When Jack and Jill went up the hill, they didn't expect soil to come tumbling down around them, but this is the problem faced by gardeners with erosion problems. Planting low-maintenance, erosion control shrubs is one way of reducing the amount of soil on the kids' clothes after a day spent playing on the garden slope. Gardeners can also improve planting sites, spread suitable mulches, lay stones, and even build terraces to help prevent erosion.
Taking simple measures when planting and caring for shrubs plays an important role in effective erosion control. To provide a moisture-retentive environment for roots, mix garden compost or well-rotted manure into the soil in planting holes, and spread a 3- to 4-inch mulch of organic matter that won't wash away, such as mixed fir bark or vineyard mulch. Watering from hoses or sprinklers increases erosion, so either water shrubs with a watering can for the first year or install drip irrigation lines. Hard landscaping can include large stones, which are attractive landscape features, help prevent soil erosion and are useful stepping stones for access to plants, reducing the need for stepping on the soil.
Terraces convert hillsides into a series of level steps with low walls and reduce erosion problems dramatically. Making 2-foot-tall timber walls made of treated timber secured with metal spikes through drilled holes can be a straightforward project for a novice handyperson. Sink the lowest layer of timber to half its depth in the soil for stability, build the bottom wall, then shovel soil forward from the hillside to create a level bed. Another two-foot wall encloses the back of the first terrace, and the wall of the second terrace lies above it, fixed to it with spikes. The number of terraces required will be the height of the hill divided by two, and the depth of each terrace will be the distance along the slope divided by the number of terraces.
Evergreen shrubs for erosion control clothe the hillside in permanent green, their leaves softening the effect of driving rain. Mountain mahogany (Cercocarpus montanus) is covered in attractive silvery white tails that hang from its fruit in late summer, and in fall its leaves turn russet. Suitable for U.S. Department of Agriculture plant hardiness zones 5 through 10, it grows 8 to 12 feet tall and 4 to 8 feet wide. Inkberry "Shamrock"(Ilex glabra) is another evergreen with attractive fall fruit, bearing jet-black drupes that provide food for birds. Growing 3 to 4 feet tall and wide, it's hardy in USDA zones 4 through 9.

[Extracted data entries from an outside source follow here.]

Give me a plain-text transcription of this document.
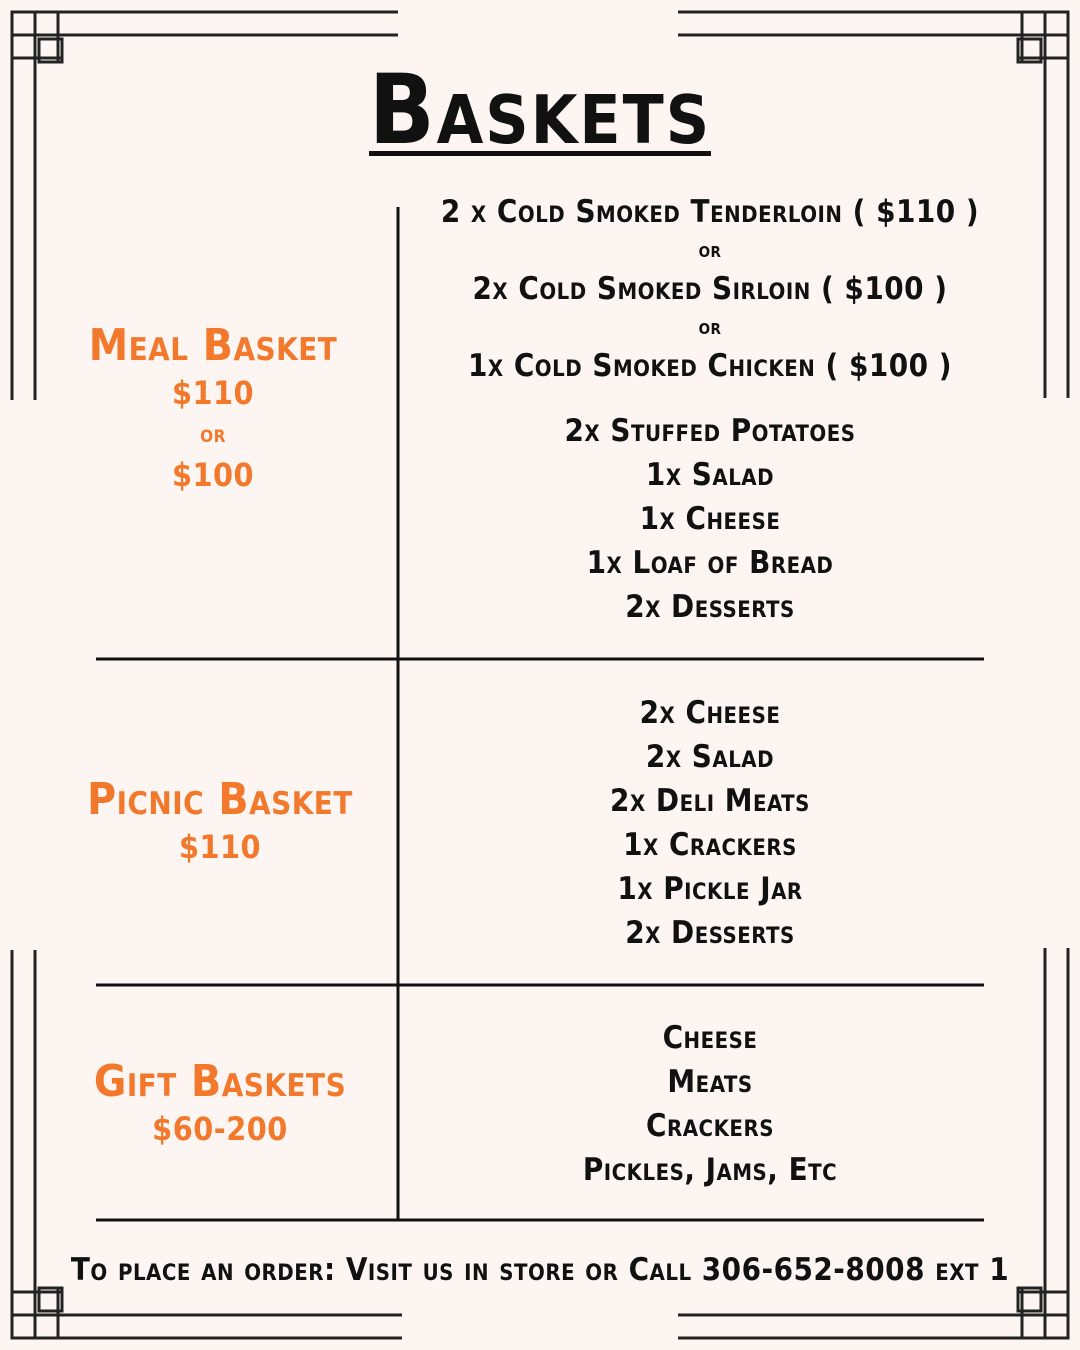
Baskets
Meal Basket
$110
or
$100
2 x Cold Smoked Tenderloin ( $110 )
or
2x Cold Smoked Sirloin ( $100 )
or
1x Cold Smoked Chicken ( $100 )
2x Stuffed Potatoes
1x Salad
1x Cheese
1x Loaf of Bread
2x Desserts
Picnic Basket
$110
2x Cheese
2x Salad
2x Deli Meats
1x Crackers
1x Pickle Jar
2x Desserts
Gift Baskets
$60-200
Cheese
Meats
Crackers
Pickles, Jams, Etc
To place an order: Visit us in store or Call 306-652-8008 ext 1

Spreading, deciduous shrubs hold the soil effectively on hillsides and provide beautiful fall foliage and fruit. Fragrant sumac "Gro-Low" (Rhus aromatica) grows 1 1/2 to 2 feet tall and 6 to 8 feet wide, spreading through root suckers. It bears hairy, red fruit, and its fragrant leaves turn orange and red in fall. Fragrant sumac is hardy in USDA zones 3 through 9. Snowberry "Hancock" (Symphoricarpos x chenaultii) grows to the same dimensions but spreads by growing roots where its arching stems touch the ground. It bears attractive, coral pink drupes and bell-shaped, white or pink summer flowers and is suitable for USDA zones 4 through 7.